[Paper] gridfm-datakit-v1: A Python Library for Scalable and Realistic Power Flow and Optimal Power Flow Data Generation

Published: 1 month ago (December 16, 2025 at 01:17 PM EST)

4 min read

Source: arXiv

Source: arXiv - 2512.14658v1

Overview

The paper presents gridfm‑datakit‑v1, an open‑source Python library that can automatically generate large, realistic Power Flow (PF) and Optimal Power Flow (OPF) datasets. By tackling three long‑standing gaps in existing data generators, the authors enable machine‑learning researchers and power‑system engineers to train and benchmark ML‑based solvers on data that truly reflects the variability and constraints of real‑world grids.

Key Contributions

Unified stochastic load modeling – mixes real‑world load‑profile scaling with localized random noise, producing diverse yet physically plausible demand patterns.
Arbitrary N‑k topology perturbations – supports random line outages or reconfigurations, allowing users to explore contingency scenarios without hand‑crafting cases.
Beyond‑limit PF samples – deliberately generates power‑flow states that violate voltage or thermal limits, helping ML models learn to detect and correct infeasible operating points.
Variable generator cost functions – creates OPF instances with randomly sampled cost curves, improving model generalization across different market conditions.
Scalable to very large networks – demonstrated on test systems up to 10 k buses with modest compute resources.
Easy integration – distributed via PyPI (pip install gridfm-datakit) and released under the permissive Apache 2.0 license; API mirrors familiar Pandas/NumPy patterns.

Methodology

Load & Profile Generation
- Starts from a base load vector (e.g., a 24‑h profile from a utility).
- Applies a global scaling factor drawn from a distribution that reflects daily/seasonal demand swings.
- Adds local perturbations (Gaussian or uniform noise) per bus to capture stochastic consumption.
Topology Randomization
- Users specify an N‑k budget (e.g., “remove up to 3 lines”).
- The library randomly selects lines to open, ensuring the resulting network stays connected (or intentionally creates islands for contingency studies).
Power‑Flow Solving
- For each load‑topology pair, a standard Newton‑Raphson PF solver (via pandapower/PYPOWER) computes voltages, flows, and losses.
- If the solution violates limits, the sample is still kept (this is a key departure from most datasets that discard such cases).
OPF Instance Creation
- Generator cost coefficients (quadratic, linear, constant) are sampled from user‑defined ranges.
- The OPF problem is solved with an interior‑point algorithm; both the optimal dispatch and the associated dual variables are stored.
Data Packaging
- Results are exported as lightweight HDF5/Parquet files, together with metadata (seed, scaling factor, topology changes).
- A small helper class (DataKitLoader) streams batches directly into PyTorch or TensorFlow pipelines.
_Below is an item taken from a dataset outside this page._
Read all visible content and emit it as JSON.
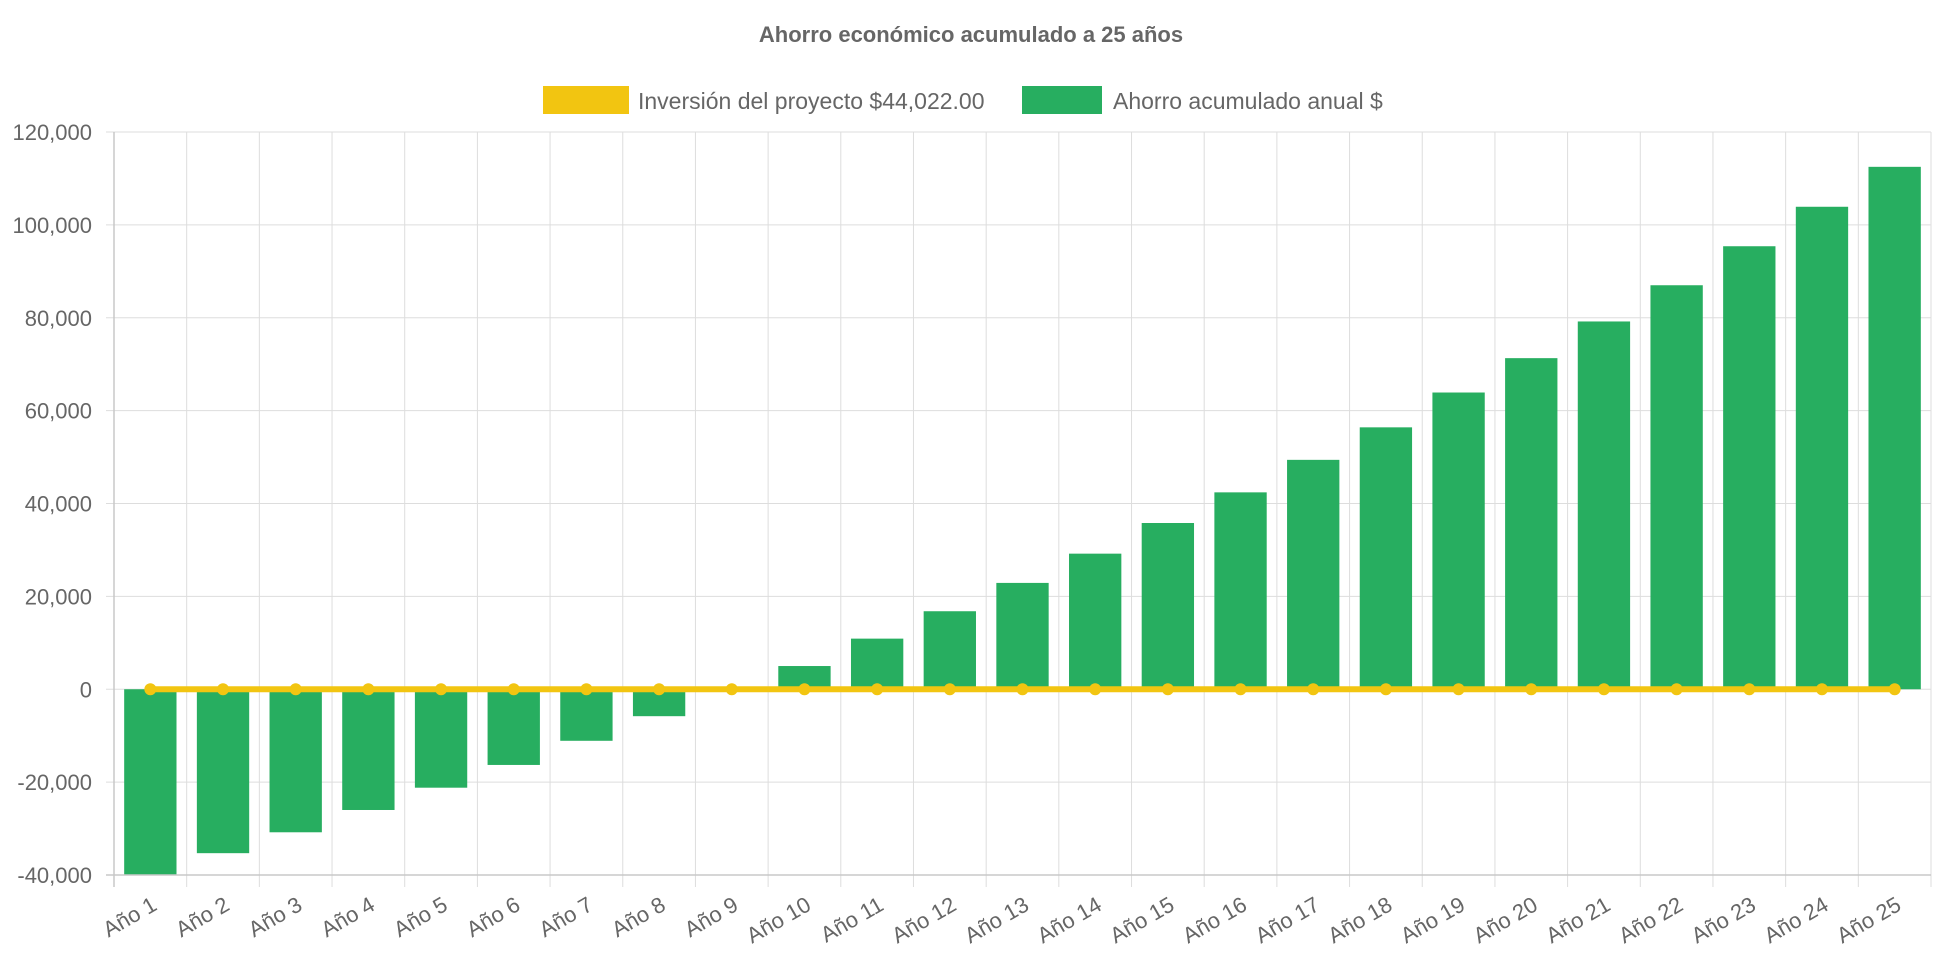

The entire pipeline is parallelized with Python’s concurrent.futures, allowing a 10 k‑bus system to generate tens of thousands of samples in under an hour on a 16‑core workstation.

Results & Findings

Test System	#Samples	Avg. Generation Time (s)	% PF Samples Violating Limits
IEEE‑14	50 k	0.12	8 %
IEEE‑118	200 k	0.45	12 %
Synthetic 10 k‑bus	30 k	3.8	15 %

Diversity boost: Compared to OPFData and PFΔ, gridfm‑datakit’s datasets show a 2–3× larger spread in load levels and a 5–10× higher incidence of limit‑violating states.
Training impact: A simple feed‑forward NN trained on the new PF data achieved 94 % accuracy in predicting voltage violations, versus 78 % when trained on conventional (feasible‑only) datasets.
Scalability: Memory footprint grows linearly with bus count; the library stays under 8 GB RAM for the 10 k‑bus case, making it suitable for cloud‑based batch jobs.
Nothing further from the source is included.